The Ghosts of Key West

Cayo Hueso was known as “bone key”, as it was once an Indian burial ground. English translators renamed it Weso, for its westernmost location among other islands in its vicinity. Beyond the long drive over the new seven mile bridge, shadows of reefs, lighthouses and buoys bobbed into the invisible horizon. Here the old highway could still be seen. It was more worn, where fishers cast their lines into the crystal-green waters. Was this once the old highway that my father came down with his grandparents so many times?

I came down to the island with something specific in mind. I was looking for records to help me piece together my Caribbean ancestry. But I was also looking for a glimpse of the land.  I wanted to get clear understanding of the land, the people and the region. These are the best indicators of what my ancestors were like, short of my father’s stories about living in the Caribbean.  It is very difficult for historians to relate to their subject without making a physical connection. Heritage and environment are two major factors which contribute to a spiritual or religious identity.

I was looking for the old Key West. I was searching for any of the remaining vestiges of the energy of the old landscape late at night and early in the morning. I was looking for something still hiding beneath the veneer of parrot-heads and twenty-four hour party people. The shipwrecking museum closed years ago. Mel Fisher’s nautical museum was a page out of a time of “finder’s keepers”. This was a time when nobody was required to return to Spain their stolen and lost treasures.  A once giant swamp, it was its own primeval ecosystem. Some of the banyan trees remained, gracing the yards of old stately homes-turned museums.

I dreamt of the islands for many years. My father’s stories were all I had for so long. The photos of my grandma were the photos of a single mother, playing with her children by a banyan tree. My father dreamed of the old bridge his grandfather drove down from the mainland many times before he died.  He told me stories about the first time he had taken my brothers to see the house of their ancestors. He talked about the curator’s amazement and curiosity at how much my brother resembled old Captain Geiger.

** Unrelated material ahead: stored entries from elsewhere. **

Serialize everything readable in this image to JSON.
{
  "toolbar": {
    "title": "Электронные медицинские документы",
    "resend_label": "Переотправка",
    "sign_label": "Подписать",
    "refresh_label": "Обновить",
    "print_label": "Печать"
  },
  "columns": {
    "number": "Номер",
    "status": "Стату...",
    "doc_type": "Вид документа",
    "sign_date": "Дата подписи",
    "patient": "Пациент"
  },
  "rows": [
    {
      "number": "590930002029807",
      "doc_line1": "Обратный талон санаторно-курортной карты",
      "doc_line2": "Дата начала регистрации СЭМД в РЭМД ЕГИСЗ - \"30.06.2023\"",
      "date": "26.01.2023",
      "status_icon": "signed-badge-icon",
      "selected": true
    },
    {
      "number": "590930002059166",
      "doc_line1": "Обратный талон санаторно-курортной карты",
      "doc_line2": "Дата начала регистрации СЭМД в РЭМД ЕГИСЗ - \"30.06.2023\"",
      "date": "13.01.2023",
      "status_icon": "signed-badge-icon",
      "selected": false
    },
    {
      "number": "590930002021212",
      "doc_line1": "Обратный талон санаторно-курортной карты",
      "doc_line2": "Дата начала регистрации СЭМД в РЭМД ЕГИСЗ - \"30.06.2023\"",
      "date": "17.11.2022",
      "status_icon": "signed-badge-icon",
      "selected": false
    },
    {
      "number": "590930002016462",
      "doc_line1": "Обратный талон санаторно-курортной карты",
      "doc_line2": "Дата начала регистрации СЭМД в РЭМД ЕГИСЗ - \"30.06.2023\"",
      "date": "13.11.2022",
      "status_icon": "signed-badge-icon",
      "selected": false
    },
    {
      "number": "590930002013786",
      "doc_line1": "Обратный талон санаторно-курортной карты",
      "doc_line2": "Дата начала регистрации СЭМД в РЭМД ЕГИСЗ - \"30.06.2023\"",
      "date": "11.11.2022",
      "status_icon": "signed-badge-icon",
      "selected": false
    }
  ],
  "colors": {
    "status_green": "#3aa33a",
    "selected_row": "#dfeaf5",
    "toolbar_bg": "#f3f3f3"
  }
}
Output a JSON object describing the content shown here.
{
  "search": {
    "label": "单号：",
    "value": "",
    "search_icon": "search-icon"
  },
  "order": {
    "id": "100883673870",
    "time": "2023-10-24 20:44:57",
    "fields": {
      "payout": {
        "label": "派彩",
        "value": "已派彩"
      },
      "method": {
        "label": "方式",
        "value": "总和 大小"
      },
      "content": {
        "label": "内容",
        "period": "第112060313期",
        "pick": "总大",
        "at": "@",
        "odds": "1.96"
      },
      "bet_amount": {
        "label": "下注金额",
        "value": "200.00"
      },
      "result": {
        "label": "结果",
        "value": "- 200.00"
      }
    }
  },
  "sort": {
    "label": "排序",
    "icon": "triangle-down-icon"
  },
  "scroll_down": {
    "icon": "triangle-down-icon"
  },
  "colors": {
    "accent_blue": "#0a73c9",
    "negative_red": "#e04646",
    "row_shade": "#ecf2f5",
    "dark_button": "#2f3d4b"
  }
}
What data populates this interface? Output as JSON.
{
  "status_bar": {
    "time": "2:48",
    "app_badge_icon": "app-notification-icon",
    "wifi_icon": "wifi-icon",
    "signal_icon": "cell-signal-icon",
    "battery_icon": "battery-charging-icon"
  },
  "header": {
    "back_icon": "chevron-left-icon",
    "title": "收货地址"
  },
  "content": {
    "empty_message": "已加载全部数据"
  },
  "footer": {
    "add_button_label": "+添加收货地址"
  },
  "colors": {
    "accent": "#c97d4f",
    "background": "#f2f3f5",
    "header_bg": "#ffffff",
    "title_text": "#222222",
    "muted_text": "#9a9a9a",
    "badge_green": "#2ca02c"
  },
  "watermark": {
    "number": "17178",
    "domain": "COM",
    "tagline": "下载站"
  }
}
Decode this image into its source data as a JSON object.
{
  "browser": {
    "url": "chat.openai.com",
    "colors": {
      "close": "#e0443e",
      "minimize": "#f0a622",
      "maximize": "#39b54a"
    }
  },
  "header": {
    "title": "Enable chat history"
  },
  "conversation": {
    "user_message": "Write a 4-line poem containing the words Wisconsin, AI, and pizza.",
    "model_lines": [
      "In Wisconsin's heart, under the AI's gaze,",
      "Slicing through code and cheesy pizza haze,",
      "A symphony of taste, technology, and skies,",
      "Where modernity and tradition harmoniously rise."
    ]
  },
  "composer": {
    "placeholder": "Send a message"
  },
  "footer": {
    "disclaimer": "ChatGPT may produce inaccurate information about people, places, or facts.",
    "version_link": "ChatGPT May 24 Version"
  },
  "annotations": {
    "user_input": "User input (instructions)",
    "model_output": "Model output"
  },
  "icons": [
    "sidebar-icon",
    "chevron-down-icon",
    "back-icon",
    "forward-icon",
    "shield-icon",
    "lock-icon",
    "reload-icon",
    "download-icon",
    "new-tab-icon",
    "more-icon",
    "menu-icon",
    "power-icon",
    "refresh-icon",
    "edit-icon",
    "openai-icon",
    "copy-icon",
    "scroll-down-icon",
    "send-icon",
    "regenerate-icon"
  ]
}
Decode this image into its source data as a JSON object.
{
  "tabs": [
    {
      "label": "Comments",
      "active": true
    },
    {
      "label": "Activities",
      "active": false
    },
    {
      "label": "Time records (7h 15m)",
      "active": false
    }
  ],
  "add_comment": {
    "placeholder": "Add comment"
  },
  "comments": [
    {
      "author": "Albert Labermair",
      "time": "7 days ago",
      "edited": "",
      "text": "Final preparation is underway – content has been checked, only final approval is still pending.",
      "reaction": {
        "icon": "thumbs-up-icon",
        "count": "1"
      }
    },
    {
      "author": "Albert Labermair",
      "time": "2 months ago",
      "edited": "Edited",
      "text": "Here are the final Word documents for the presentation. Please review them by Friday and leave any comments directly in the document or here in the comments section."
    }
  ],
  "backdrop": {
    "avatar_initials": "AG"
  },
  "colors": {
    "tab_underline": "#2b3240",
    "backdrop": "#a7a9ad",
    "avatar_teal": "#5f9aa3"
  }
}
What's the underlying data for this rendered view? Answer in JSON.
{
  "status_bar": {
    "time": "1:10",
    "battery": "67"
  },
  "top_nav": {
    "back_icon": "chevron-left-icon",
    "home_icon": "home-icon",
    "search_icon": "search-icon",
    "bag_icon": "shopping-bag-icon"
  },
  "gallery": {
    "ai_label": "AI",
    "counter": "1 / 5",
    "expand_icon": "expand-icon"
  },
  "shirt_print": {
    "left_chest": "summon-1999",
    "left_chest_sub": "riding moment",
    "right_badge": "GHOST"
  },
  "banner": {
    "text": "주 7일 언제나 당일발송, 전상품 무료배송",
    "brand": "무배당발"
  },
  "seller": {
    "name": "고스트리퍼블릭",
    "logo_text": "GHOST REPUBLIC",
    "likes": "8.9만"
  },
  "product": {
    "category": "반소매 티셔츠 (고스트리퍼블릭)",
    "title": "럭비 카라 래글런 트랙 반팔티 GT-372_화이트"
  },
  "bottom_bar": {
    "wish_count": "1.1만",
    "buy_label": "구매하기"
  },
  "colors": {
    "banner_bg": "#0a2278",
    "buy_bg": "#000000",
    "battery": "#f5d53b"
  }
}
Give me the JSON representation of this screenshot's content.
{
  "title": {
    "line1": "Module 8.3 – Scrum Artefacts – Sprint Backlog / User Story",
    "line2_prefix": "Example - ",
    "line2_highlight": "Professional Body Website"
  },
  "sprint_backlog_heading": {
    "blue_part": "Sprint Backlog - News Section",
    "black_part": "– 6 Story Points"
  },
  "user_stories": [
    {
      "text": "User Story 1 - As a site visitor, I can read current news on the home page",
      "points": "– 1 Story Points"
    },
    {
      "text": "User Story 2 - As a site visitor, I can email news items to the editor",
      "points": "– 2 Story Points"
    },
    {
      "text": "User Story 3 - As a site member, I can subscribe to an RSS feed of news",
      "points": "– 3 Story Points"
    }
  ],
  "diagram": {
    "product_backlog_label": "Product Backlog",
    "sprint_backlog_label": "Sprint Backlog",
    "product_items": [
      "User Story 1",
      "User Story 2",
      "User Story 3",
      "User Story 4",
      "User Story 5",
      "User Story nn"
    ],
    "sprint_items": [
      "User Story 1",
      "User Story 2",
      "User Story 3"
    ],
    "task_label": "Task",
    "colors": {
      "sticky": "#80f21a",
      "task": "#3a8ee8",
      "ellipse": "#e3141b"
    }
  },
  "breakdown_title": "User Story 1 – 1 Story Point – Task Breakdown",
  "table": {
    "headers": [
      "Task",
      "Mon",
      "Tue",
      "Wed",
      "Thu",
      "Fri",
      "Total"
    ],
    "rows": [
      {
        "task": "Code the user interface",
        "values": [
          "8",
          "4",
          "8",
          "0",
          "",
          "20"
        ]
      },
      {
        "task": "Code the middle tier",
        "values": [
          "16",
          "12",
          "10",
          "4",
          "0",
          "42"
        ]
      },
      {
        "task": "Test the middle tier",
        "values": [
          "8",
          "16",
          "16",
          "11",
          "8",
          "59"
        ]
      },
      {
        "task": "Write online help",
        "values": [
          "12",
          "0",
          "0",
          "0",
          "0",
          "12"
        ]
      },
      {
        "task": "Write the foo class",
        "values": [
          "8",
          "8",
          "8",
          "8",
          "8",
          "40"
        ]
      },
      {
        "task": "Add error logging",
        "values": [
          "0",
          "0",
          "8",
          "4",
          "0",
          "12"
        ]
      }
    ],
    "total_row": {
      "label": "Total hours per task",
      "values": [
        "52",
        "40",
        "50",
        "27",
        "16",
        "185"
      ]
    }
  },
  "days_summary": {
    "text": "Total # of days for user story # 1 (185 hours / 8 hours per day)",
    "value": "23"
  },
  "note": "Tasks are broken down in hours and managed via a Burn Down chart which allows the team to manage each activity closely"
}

I came down once as a child, to the island of Marathon. And again, drove down as an adult to Key West. An early sunrise and an old man sitting on his porch, drinking out of a coconut shell. The sights and sounds of roosters on the streets was a familiar feeling that evoked memories of my childhood in Miami. I watched as roosters pecked at the bone white ground, near the cemetery entrance.  It wasn’t gated up, as many cemeteries often are, on the mainland. The ground was a mix of sand, limestone and concrete. It was like walking into an archaeological excavation. A walk through the cemetery provided a glimpse of the eclectic variety of former residents who belonged to religious orders and practiced a mixture of religious customs on the island.

The scent of the salt in the air electrified and energized the powerful feelings that the ocean evoked within me. Offerings were left on the old gravestones. Many of which were silk floral arrangements. I brought my own. After deciphering the old etchings nearly rubbed clean by the flow of time and water erosion, I made some notes to myself about my ancestors’ headstones. I had never known these people but felt that I should pay my respects just the same. I burned offerings of incense, and laid a beaded rosary of copper and gemstones upon the middle grave, connecting my faith to theirs. These were the people from whom my love for the ocean had come, and the reason that the ocean called me to this place and time. I sat on a rooftop patio drinking a soda, and gazing at the stars. The winds were soft and cool, like I remember them, growing up in Miami.

My aunt told many of the same stories that my father told me, and more about being raised by old Cuban, German and Bahamian women. In my own research I read stories about Bahamian women who died of yellow fever. Bahamian and Cuban women who as little girls flew to Cuba to bring their sister home, after she was kidnapped by their father.  They told me stories of Bahamian and Cuban women who were the matriarchs of their own families. One of whom once owned the rights to Boca Chica island, and sadly had to sell it to the United States government to pay a debt of $100. These are ladies who survive in my aunt’s memory and with whom I bare a slight connection through my father, through my fading Cuban features, and through the ghosts of the islands still calling me home.

As I approached one of the banyan trees, in the outdoor perimeter of the lighthouse museum, I felt a strange sense of home as I traced with my eyes the branches that grew both upward and threaded themselves back into the ground. It was an energy that had not yet finished transforming itself from one shape into another before being cast in stone. But there was nothing lifeless about the banyan tree. What began as a historical and ancestral journey quickly became a spiritual one. The branches evoked a strong sense of awe that reminded me of “the many paths that lead to one”.